ALPCAH: Subspace Learning for Sample-wise Heteroscedastic Data
This addresses a specific issue in data analysis for applications with mixed data quality, offering an incremental improvement over existing heteroscedastic methods.
The paper tackles the problem of dimensionality reduction for heteroscedastic data with sample-wise noise variances, developing ALPCAH and LR-ALPCAH methods that estimate noise variances and improve subspace basis estimation without distributional assumptions or known subspace dimension, showing effectiveness in simulations and real data experiments.
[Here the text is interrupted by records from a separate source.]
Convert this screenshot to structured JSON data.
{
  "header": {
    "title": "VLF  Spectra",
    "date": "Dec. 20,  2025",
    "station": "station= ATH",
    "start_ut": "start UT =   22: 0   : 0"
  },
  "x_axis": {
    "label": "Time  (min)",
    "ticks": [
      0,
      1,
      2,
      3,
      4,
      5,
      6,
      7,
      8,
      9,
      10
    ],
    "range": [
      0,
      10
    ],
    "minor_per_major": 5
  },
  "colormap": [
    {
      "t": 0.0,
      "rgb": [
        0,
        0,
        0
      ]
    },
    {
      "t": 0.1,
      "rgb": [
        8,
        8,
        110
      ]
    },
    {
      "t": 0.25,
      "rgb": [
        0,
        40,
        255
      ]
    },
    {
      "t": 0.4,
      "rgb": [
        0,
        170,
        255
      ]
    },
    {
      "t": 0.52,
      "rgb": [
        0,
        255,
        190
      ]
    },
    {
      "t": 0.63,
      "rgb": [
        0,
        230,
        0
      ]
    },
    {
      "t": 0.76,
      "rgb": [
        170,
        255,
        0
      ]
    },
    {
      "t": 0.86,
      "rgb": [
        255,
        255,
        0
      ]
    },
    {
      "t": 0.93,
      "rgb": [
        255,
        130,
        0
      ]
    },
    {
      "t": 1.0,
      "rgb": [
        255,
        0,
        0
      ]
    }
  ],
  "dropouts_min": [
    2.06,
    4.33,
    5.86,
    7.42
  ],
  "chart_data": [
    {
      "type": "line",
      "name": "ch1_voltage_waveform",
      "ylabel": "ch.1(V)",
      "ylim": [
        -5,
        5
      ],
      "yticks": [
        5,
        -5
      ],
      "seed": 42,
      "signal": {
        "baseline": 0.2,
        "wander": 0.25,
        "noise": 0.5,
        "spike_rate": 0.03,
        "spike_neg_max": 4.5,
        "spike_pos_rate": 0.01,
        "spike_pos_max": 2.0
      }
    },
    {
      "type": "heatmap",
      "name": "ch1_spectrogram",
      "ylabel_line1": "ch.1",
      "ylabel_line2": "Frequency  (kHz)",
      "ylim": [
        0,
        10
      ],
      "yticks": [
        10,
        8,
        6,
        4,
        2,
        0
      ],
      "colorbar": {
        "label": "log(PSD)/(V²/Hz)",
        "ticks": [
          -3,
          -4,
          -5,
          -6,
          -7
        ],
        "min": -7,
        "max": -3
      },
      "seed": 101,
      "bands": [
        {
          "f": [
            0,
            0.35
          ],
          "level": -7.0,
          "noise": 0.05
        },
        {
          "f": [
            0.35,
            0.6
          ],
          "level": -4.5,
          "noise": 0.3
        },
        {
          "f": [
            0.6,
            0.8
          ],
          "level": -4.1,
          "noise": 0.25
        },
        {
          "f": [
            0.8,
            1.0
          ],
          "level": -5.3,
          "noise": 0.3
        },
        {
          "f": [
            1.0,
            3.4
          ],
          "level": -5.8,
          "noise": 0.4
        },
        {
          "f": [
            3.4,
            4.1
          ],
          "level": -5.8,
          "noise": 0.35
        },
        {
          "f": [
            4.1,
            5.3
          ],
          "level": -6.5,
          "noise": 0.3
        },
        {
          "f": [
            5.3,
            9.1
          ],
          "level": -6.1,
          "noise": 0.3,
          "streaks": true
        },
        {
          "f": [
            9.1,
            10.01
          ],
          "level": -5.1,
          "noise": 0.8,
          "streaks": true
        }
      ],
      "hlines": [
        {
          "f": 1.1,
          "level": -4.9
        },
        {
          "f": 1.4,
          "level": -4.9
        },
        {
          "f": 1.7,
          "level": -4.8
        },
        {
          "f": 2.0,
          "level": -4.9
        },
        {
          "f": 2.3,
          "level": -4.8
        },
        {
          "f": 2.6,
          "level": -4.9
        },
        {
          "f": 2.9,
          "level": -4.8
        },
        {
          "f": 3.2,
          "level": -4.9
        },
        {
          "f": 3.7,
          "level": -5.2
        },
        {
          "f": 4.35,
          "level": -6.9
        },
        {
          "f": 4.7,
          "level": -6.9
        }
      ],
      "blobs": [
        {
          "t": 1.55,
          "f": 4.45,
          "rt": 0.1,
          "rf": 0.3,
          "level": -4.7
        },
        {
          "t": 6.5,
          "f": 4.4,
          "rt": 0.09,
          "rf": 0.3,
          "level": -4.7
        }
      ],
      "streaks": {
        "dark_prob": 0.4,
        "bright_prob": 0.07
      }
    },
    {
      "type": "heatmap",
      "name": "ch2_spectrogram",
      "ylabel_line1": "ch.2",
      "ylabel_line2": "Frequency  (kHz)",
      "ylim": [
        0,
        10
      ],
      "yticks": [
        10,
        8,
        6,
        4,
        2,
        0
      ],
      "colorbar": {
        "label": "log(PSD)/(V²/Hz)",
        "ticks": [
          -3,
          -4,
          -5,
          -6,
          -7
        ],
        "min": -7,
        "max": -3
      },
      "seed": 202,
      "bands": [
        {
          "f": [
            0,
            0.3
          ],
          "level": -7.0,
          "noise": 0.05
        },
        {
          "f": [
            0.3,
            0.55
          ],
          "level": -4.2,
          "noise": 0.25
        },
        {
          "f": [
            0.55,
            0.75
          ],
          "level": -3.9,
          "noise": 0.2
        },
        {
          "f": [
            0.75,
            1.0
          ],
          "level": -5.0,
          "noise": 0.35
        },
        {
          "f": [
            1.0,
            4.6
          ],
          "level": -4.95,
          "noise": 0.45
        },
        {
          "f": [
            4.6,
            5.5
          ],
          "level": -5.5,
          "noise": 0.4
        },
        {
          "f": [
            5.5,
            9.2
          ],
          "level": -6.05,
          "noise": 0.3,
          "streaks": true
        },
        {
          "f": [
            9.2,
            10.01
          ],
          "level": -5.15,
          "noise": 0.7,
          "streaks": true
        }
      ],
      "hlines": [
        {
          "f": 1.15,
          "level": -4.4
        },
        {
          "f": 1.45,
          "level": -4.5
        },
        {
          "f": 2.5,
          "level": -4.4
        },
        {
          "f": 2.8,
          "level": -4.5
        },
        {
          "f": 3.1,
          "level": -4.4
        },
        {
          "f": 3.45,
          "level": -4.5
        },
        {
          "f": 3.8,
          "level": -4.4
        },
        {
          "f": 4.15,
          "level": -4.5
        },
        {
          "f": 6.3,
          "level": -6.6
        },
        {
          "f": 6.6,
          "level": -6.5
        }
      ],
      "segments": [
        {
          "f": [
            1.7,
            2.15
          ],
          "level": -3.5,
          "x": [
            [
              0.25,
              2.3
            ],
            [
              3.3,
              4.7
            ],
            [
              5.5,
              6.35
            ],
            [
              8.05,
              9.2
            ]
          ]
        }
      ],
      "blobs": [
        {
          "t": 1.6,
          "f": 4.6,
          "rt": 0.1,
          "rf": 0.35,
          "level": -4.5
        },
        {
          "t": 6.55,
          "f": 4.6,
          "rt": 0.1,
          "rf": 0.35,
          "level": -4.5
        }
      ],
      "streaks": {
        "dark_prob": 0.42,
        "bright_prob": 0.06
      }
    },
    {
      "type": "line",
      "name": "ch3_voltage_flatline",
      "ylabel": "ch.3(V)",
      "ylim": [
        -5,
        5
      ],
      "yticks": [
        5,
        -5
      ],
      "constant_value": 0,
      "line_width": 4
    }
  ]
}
Principal component analysis (PCA) is a key tool in the field of data dimensionality reduction. However, some applications involve heterogeneous data that vary in quality due to noise characteristics associated with each data sample. Heteroscedastic methods aim to deal with such mixed data quality. This paper develops a subspace learning method, named ALPCAH, that can estimate the sample-wise noise variances and use this information to improve the estimate of the subspace basis associated with the low-rank structure of the data. Our method makes no distributional assumptions of the low-rank component and does not assume that the noise variances are known. Further, this method uses a soft rank constraint that does not require subspace dimension to be known. Additionally, this paper develops a matrix factorized version of ALPCAH, named LR-ALPCAH, that is much faster and more memory efficient at the cost of requiring subspace dimension to be known or estimated. Simulations and real data experiments show the effectiveness of accounting for data heteroscedasticity compared to existing algorithms. Code available at https://github.com/javiersc1/ALPCAH.